Give you an integer matrix (with row size n, column size m)，find the longest increasing continuous subsequence in this matrix. (The definition of the longest increasing continuous subsequence here can start at any row or column and go up/down/right/left any direction).

#### Example

Given a matrix:

[
[1 ,2 ,3 ,4 ,5],
[16,17,24,23,6],
[15,18,25,22,7],
[14,19,20,21,8],
[13,12,11,10,9]
]


return 25

#### Challenge

O(nm) time and memory.

## 题解

Longest Increasing Continuous subsequence 的 follow up, 变成一道比较难的题了。从之前的一维 DP 变为现在的二维 DP，自增方向可从上下左右四个方向进行。

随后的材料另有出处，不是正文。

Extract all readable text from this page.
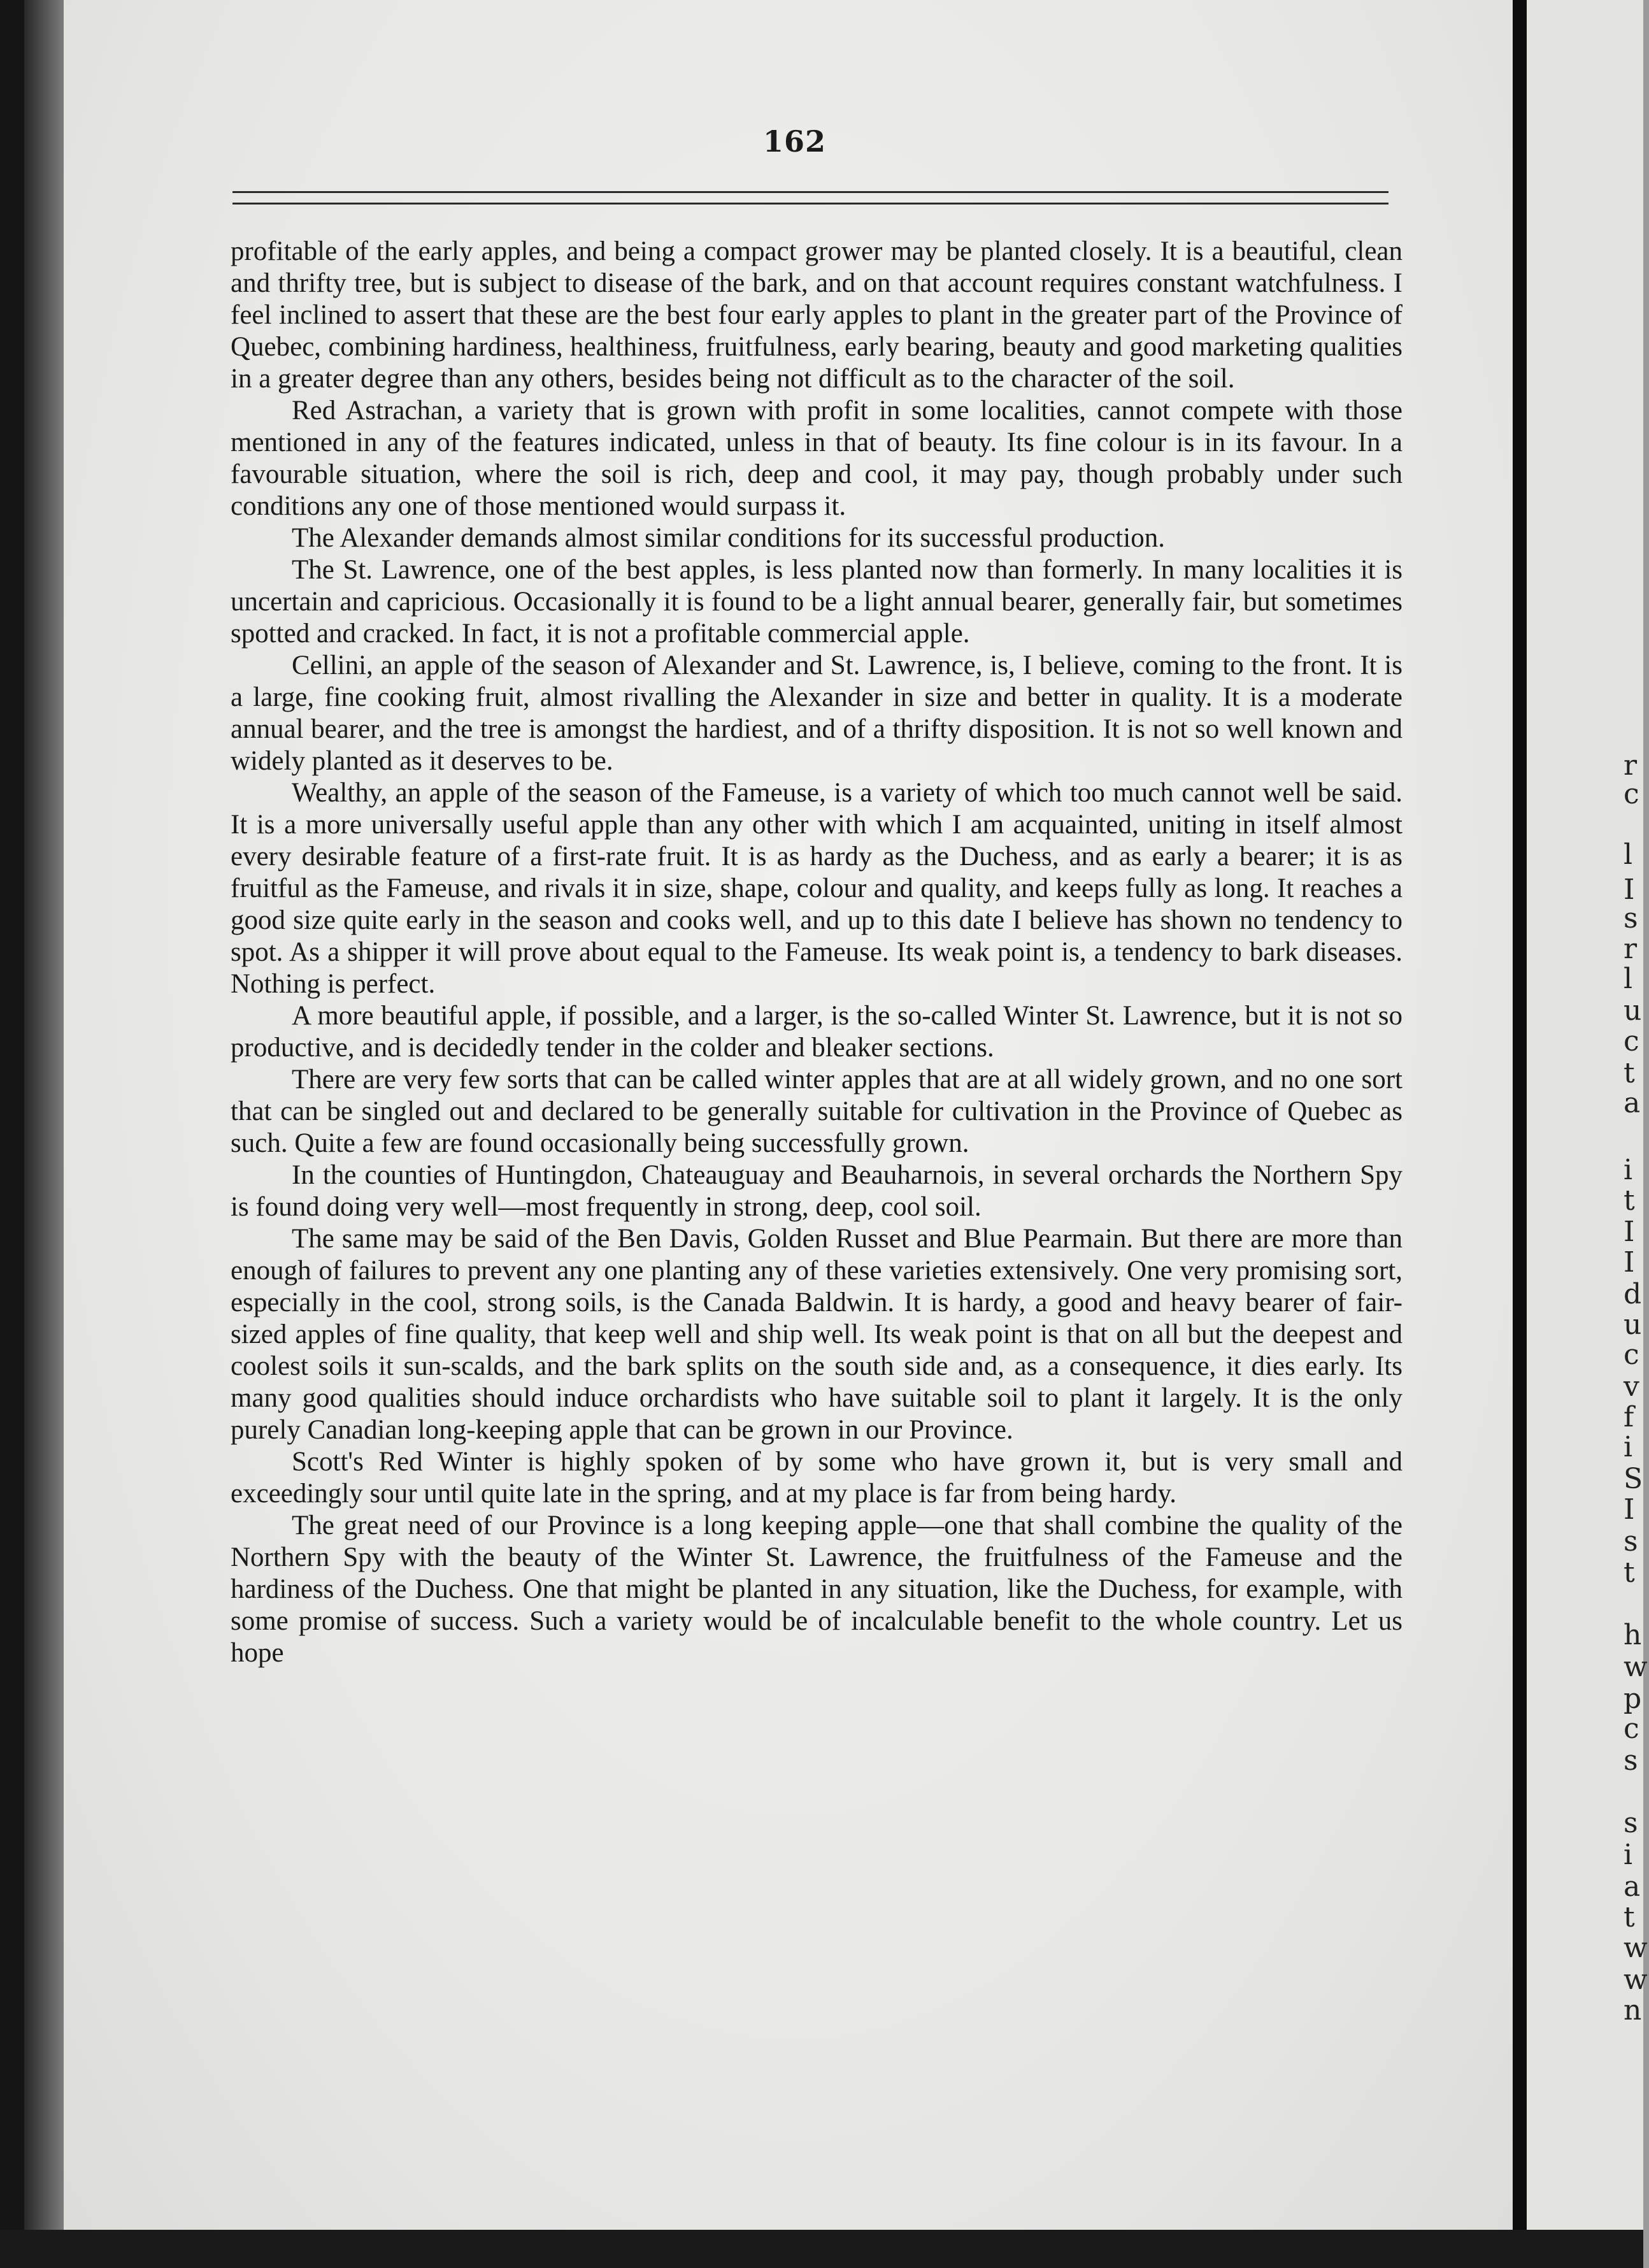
162

profitable of the early apples, and being a compact grower may be planted closely. It is a beautiful, clean and thrifty tree, but is subject to disease of the bark, and on that account requires constant watchfulness. I feel inclined to assert that these are the best four early apples to plant in the greater part of the Province of Quebec, combining hardiness, healthiness, fruitfulness, early bearing, beauty and good marketing qualities in a greater degree than any others, besides being not difficult as to the character of the soil.

Red Astrachan, a variety that is grown with profit in some localities, cannot compete with those mentioned in any of the features indicated, unless in that of beauty. Its fine colour is in its favour. In a favourable situation, where the soil is rich, deep and cool, it may pay, though probably under such conditions any one of those mentioned would surpass it.

The Alexander demands almost similar conditions for its successful production.

The St. Lawrence, one of the best apples, is less planted now than formerly. In many localities it is uncertain and capricious. Occasionally it is found to be a light annual bearer, generally fair, but sometimes spotted and cracked. In fact, it is not a profitable commercial apple.

Cellini, an apple of the season of Alexander and St. Lawrence, is, I believe, coming to the front. It is a large, fine cooking fruit, almost rivalling the Alexander in size and better in quality. It is a moderate annual bearer, and the tree is amongst the hardiest, and of a thrifty disposition. It is not so well known and widely planted as it deserves to be.

Wealthy, an apple of the season of the Fameuse, is a variety of which too much cannot well be said. It is a more universally useful apple than any other with which I am acquainted, uniting in itself almost every desirable feature of a first-rate fruit. It is as hardy as the Duchess, and as early a bearer; it is as fruitful as the Fameuse, and rivals it in size, shape, colour and quality, and keeps fully as long. It reaches a good size quite early in the season and cooks well, and up to this date I believe has shown no tendency to spot. As a shipper it will prove about equal to the Fameuse. Its weak point is, a tendency to bark diseases. Nothing is perfect.

A more beautiful apple, if possible, and a larger, is the so-called Winter St. Lawrence, but it is not so productive, and is decidedly tender in the colder and bleaker sections.

There are very few sorts that can be called winter apples that are at all widely grown, and no one sort that can be singled out and declared to be generally suitable for cultivation in the Province of Quebec as such. Quite a few are found occasionally being successfully grown.

In the counties of Huntingdon, Chateauguay and Beauharnois, in several orchards the Northern Spy is found doing very well—most frequently in strong, deep, cool soil.

The same may be said of the Ben Davis, Golden Russet and Blue Pearmain. But there are more than enough of failures to prevent any one planting any of these varieties extensively. One very promising sort, especially in the cool, strong soils, is the Canada Baldwin. It is hardy, a good and heavy bearer of fair-sized apples of fine quality, that keep well and ship well. Its weak point is that on all but the deepest and coolest soils it sun-scalds, and the bark splits on the south side and, as a consequence, it dies early. Its many good qualities should induce orchardists who have suitable soil to plant it largely. It is the only purely Canadian long-keeping apple that can be grown in our Province.

Scott's Red Winter is highly spoken of by some who have grown it, but is very small and exceedingly sour until quite late in the spring, and at my place is far from being hardy.

The great need of our Province is a long keeping apple—one that shall combine the quality of the Northern Spy with the beauty of the Winter St. Lawrence, the fruitfulness of the Fameuse and the hardiness of the Duchess. One that might be planted in any situation, like the Duchess, for example, with some promise of success. Such a variety would be of incalculable benefit to the whole country. Let us hope

r
c
l
I
s
r
l
u
c
t
a
i
t
I
I
d
u
c
v
f
i
S
I
s
t
h
w
p
c
s
s
i
a
t
w
w
n
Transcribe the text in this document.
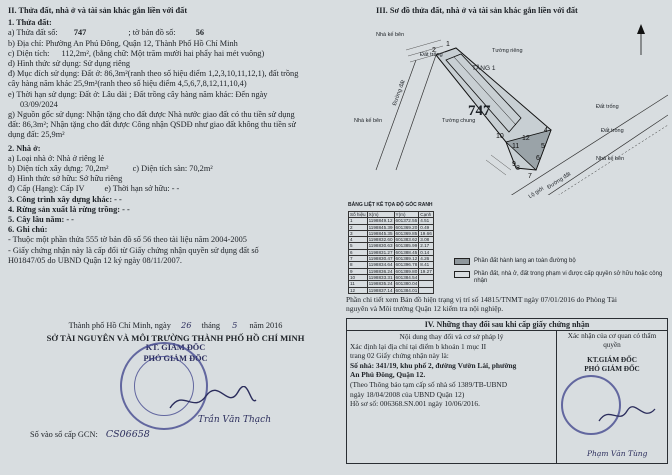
II. Thửa đất, nhà ở và tài sản khác gắn liền với đất
1. Thửa đất:
a) Thửa đất số: 747	; tờ bản đồ số: 56
b) Địa chỉ: Phường An Phú Đông, Quận 12, Thành Phố Hồ Chí Minh
c) Diện tích: 112,2m², (bằng chữ: Một trăm mười hai phẩy hai mét vuông)
d) Hình thức sử dụng: Sử dụng riêng
đ) Mục đích sử dụng: Đất ở: 86,3m²(ranh theo số hiệu điểm 1,2,3,10,11,12,1), đất trồng
cây hàng năm khác 25,9m²(ranh theo số hiệu điểm 4,5,6,7,8,12,11,10,4)
e) Thời hạn sử dụng: Đất ở: Lâu dài ; Đất trồng cây hàng năm khác: Đến ngày
03/09/2024
g) Nguồn gốc sử dụng: Nhận tặng cho đất được Nhà nước giao đất có thu tiền sử dụng
đất: 86,3m²; Nhận tặng cho đất được Công nhận QSDĐ như giao đất không thu tiền sử
dụng đất: 25,9m²
2. Nhà ở:
a) Loại nhà ở: Nhà ở riêng lẻ
b) Diện tích xây dựng: 70,2m²	c) Diện tích sàn: 70,2m²
d) Hình thức sở hữu: Sở hữu riêng
đ) Cấp (Hạng): Cấp IV e) Thời hạn sở hữu: - -
3. Công trình xây dựng khác: - -
4. Rừng sản xuất là rừng trồng: - -
5. Cây lâu năm: - -
6. Ghi chú:
- Thuộc một phần thửa 555 tờ bản đồ số 56 theo tài liệu năm 2004-2005
- Giấy chứng nhận này là cấp đổi từ Giấy chứng nhận quyền sử dụng đất số
H01847/05 do UBND Quận 12 ký ngày 08/11/2007.
Thành phố Hồ Chí Minh, ngày 26 tháng 5 năm 2016
SỞ TÀI NGUYÊN VÀ MÔI TRƯỜNG THÀNH PHỐ HỒ CHÍ MINH
KT. GIÁM ĐỐC
PHÓ GIÁM ĐỐC
Trần Văn Thạch
Số vào sổ cấp GCN: CS06658
III. Sơ đồ thửa đất, nhà ở và tài sản khác gắn liền với đất
1
2
10
11
12
7
6
8
5
4
9
747
TẦNG 1
Nhà kế bên
Nhà kế bên
Nhà kế bên
Đất trống
Đất trống
Đất trống
Đường đất
Đường đất
Lộ giới
Tường chung
Tường riêng
BẢNG LIỆT KÊ TỌA ĐỘ GÓC RANH
Số hiệu	X(m)	Y(m)	Cạnh
1	1198849.12	601372.55	4.51
2	1198845.39	601369.20	0.49
3	1198845.35	601369.85	19.66
4	1198832.60	601383.62	3.08
5	1198830.63	601385.99	2.17
6	1198831.27	601388.45	0.14
7	1198830.47	601389.12	4.26
8	1198834.64	601396.78	8.41
9	1198836.24	601389.80	19.27
10	1198833.31	601384.54	
11	1198835.24	601380.04	
12	1198837.14	601384.01	
Phần đất hành lang an toàn đường bộ
Phần đất, nhà ở, đất trong phạm vi được cấp quyền sở hữu hoặc công nhận
Phần chi tiết xem Bản đồ hiện trạng vị trí số 14815/TNMT ngày 07/01/2016 do Phòng Tài
nguyên và Môi trường Quận 12 kiểm tra nội nghiệp.
IV. Những thay đổi sau khi cấp giấy chứng nhận
Nội dung thay đổi và cơ sở pháp lý
Xác định lại địa chỉ tại điểm b khoản 1 mục II
trang 02 Giấy chứng nhận này là:
Số nhà: 341/19, khu phố 2, đường Vườn Lài, phường
An Phú Đông, Quận 12.
(Theo Thông báo tạm cấp số nhà số 1389/TB-UBND
ngày 18/04/2008 của UBND Quận 12)
Hồ sơ số: 006368.SN.001 ngày 10/06/2016.
Xác nhận của cơ quan có thẩm quyền
KT.GIÁM ĐỐC
PHÓ GIÁM ĐỐC
Phạm Văn Tùng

需要结合 DFS 和动态规划两大重量级武器。

### Java

public class Solution {
/**
* @param A an integer matrix
* @return  an integer
*/
public int longestIncreasingContinuousSubsequenceII(int[][] A) {
if (A == null || A.length == 0 || A[0].length == 0) return 0;

int lics = 0;
int[][] dp = new int[A.length][A[0].length];
for (int row = 0; row < A.length; row++) {
for (int col = 0; col < A[0].length; col++) {
if (dp[row][col] == 0) {
lics = Math.max(lics, dfs(A, row, col, dp));
}
}
}

return lics;
}

private int dfs(int[][] A, int row, int col, int[][] dp) {
if (dp[row][col] != 0) {
return dp[row][col];
}

// increasing from xxx to up, down, left, right
int up = 0, down = 0, left = 0, right = 0;
// increasing from down to up
if (row > 0 && A[row - 1][col] > A[row][col]) {
up = dfs(A, row - 1, col, dp);
}
// increasing from up to down
if (row + 1 < A.length && A[row + 1][col] > A[row][col]) {
down = dfs(A, row + 1, col, dp);
}
// increasing from right to left
if (col > 0 && A[row][col - 1] > A[row][col]) {
left = dfs(A, row, col - 1, dp);
}
// increasing from left to right
if (col + 1 < A[0].length && A[row][col + 1] > A[row][col]) {
right = dfs(A, row, col + 1, dp);
}
// return maximum of up, down, left, right
dp[row][col] = 1 + Math.max(Math.max(up, down), Math.max(left, right));

return dp[row][col];
}
}


### 源码分析

dfs 递归最深一层即矩阵中最大的元素处，然后逐层返回。这道题对状态dp[i][j]的理解很重要，否则会陷入对上下左右四个方向的迷雾中。